- Born: July 19, 1980 (age 45) Miami, Florida, U.S.
- Label: Jorge Manuel

= Jorge Manuel =

Jorge Manuel (born July 19, 1980) is a Cuban-American fashion designer based in Miami.

==Early life==

Jorge Manuel was born in the beautiful city of Miami. He grew up a product of the cultural diversity of this dynamic city, while attending private schools mostly influenced by Latin American families. He earned a degree in Advertising and Liberal Studies from Florida International University, where he took a variety of classes in Design, Architecture, Art History, and Graphics.

Jorge Manuel's work draws on the cultural diversity of his city, combining influences that include Caribbean aesthetics, Asian minimalism, cubist forms, and Art Deco elements.

Jorge began his career as a wedding planner at the age of 15 and quickly became a popular wedding planner in the community, opening his first event company at 16.

Yet, he always found himself sketching: on a discarded napkin, on the corner of paperwork. His artistic expression found its niche in something very close to home: his grandmother died still nursing her dream of one day opening her own bridal atelier. Jorge Manuel's first wedding gown was designed and produced at the age of 17, and he continued designing for private clients and boutiques. His couture gowns, handcrafted and designed, have been worn by discriminating clients who wanted something unique, and who recognized the perspective of Jorge Manuel’s signature style.

==Career==

After four years in the making, Jorge Manuel launched his first collection of Haute Couture and prêt-a-porter gowns, the Etelvina collection, in 2008. The inspirations for his first collection were the important women that surrounded him and influenced his life. He took the abstract - their experiences, motivations, successes, personalities – and gave them life, and fluid, fabric form. Jorge Manuel’s first collection was unveiled at a Jorge Manuel fashion show to benefit the National Breast Cancer Foundation. In connection with a local television broadcaster, Univision 23, Jorge Manuel donated a gown to a breast cancer survivor, who wore it her wedding - a wedding she at one time believed she would not live to see. “I believe this was one of my best moments,” remembers Jorge Manuel, “sharing the gift of a dream fulfilled with someone who just refused to give up.”

Jorge Manuel introduced his second collection, The Demetrius Collection in the Fall of 2010. The inspiration for this collection, extracted from the works of Lewis Carroll, embraced the fantasy, the ethereal and the innocent.
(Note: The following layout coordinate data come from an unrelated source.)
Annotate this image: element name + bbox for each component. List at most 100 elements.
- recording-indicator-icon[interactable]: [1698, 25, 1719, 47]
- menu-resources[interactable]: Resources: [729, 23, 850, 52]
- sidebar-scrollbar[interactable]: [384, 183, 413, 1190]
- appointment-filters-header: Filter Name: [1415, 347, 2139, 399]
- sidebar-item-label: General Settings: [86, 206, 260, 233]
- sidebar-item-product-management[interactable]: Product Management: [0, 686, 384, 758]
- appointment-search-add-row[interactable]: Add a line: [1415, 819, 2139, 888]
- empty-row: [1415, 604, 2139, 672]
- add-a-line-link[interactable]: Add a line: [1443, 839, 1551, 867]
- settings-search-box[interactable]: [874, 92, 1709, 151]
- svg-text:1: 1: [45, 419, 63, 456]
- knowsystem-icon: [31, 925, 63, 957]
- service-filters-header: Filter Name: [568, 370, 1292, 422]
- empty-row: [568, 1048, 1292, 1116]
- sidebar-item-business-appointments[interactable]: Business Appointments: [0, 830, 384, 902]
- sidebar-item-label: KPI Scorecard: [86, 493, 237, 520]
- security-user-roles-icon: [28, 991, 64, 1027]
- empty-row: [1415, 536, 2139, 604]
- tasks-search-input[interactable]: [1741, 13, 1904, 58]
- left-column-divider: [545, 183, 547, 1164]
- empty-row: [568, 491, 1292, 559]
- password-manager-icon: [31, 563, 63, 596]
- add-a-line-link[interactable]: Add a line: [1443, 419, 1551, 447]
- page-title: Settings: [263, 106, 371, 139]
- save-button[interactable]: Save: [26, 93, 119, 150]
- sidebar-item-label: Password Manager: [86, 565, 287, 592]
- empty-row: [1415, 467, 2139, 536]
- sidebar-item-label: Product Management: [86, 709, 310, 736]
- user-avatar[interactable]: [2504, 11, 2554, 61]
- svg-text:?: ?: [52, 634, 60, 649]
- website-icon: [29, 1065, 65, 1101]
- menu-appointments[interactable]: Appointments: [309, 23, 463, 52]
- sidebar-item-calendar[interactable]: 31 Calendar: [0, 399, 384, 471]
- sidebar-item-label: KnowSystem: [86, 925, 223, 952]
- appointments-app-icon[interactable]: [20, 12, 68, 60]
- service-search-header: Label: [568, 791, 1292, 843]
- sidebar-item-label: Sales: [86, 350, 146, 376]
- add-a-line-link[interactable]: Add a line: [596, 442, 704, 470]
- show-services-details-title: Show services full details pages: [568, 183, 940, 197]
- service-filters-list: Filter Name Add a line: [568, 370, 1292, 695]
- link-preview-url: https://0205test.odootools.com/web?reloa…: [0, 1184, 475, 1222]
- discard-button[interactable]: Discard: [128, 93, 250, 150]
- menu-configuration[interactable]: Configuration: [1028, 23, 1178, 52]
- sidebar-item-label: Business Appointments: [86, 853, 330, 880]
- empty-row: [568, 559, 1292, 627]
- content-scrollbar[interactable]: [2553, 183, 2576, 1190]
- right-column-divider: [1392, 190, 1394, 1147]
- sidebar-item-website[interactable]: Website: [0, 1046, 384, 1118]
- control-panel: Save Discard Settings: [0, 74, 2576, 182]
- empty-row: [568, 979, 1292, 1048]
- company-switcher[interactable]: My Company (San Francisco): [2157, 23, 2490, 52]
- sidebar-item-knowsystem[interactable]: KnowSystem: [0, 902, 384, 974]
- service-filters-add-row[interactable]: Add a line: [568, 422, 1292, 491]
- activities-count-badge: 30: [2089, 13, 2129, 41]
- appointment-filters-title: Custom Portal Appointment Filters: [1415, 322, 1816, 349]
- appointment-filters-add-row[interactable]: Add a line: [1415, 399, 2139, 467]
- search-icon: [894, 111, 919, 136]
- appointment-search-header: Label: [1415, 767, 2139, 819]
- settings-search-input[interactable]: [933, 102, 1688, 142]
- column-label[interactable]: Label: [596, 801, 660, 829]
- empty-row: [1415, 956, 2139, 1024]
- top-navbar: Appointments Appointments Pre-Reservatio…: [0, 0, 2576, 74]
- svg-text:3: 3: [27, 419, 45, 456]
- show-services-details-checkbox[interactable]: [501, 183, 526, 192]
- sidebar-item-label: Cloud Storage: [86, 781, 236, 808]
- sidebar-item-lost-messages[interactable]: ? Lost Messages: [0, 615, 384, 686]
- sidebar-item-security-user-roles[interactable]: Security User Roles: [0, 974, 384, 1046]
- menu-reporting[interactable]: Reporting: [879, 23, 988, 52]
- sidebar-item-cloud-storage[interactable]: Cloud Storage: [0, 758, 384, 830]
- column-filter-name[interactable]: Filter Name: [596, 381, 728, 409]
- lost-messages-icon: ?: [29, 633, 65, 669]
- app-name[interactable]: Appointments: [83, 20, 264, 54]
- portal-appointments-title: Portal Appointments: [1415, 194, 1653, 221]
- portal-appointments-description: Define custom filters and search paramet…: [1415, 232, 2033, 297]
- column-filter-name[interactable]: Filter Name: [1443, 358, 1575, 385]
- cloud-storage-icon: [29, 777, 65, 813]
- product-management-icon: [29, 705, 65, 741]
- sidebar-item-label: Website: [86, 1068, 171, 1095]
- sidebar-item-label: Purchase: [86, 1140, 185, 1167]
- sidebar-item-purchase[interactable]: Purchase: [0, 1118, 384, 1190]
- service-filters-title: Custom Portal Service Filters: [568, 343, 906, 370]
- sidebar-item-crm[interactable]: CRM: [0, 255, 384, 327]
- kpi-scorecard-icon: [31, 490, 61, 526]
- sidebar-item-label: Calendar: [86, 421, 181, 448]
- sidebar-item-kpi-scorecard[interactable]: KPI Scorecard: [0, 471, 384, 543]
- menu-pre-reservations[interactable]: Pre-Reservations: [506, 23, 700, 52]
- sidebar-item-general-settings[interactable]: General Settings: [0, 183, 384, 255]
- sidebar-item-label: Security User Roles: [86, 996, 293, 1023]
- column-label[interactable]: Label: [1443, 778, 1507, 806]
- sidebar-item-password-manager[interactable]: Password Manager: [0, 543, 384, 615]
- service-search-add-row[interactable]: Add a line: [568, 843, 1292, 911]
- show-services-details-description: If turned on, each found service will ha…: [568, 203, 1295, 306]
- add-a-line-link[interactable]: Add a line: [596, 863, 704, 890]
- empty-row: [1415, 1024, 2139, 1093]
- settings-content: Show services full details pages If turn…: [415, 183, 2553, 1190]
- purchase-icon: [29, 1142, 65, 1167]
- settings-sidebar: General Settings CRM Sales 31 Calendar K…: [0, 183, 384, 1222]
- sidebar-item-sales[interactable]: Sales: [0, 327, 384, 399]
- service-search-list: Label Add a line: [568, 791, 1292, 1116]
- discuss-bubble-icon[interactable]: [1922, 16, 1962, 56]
The designer brought to life a collection based on the “story of a girl named Alice” who found her place among the “different,” yet beautiful characters of a Wonderland. Each scene reflected the style in the dress, depending where she is and with whom. The unveiling of this collection was a turning point for the young designer. Without a doubt, the campaign for this collection challenged his ability to create a solid structure for his clever gowns, to imagine visuals in form of art for the scenes and to envision the characters far beyond the concept of design.

His third collection, The Matilda Collection, was named after his grandmother. The Matilda Collection is all about old world fashion meeting new world design. The collection features classic silhouettes with contemporary designs created through the use of clean lines. His work on this collection would catch the attention of bridal magazines including "Weddings Unveiled" and "Martha Stewart Weddings."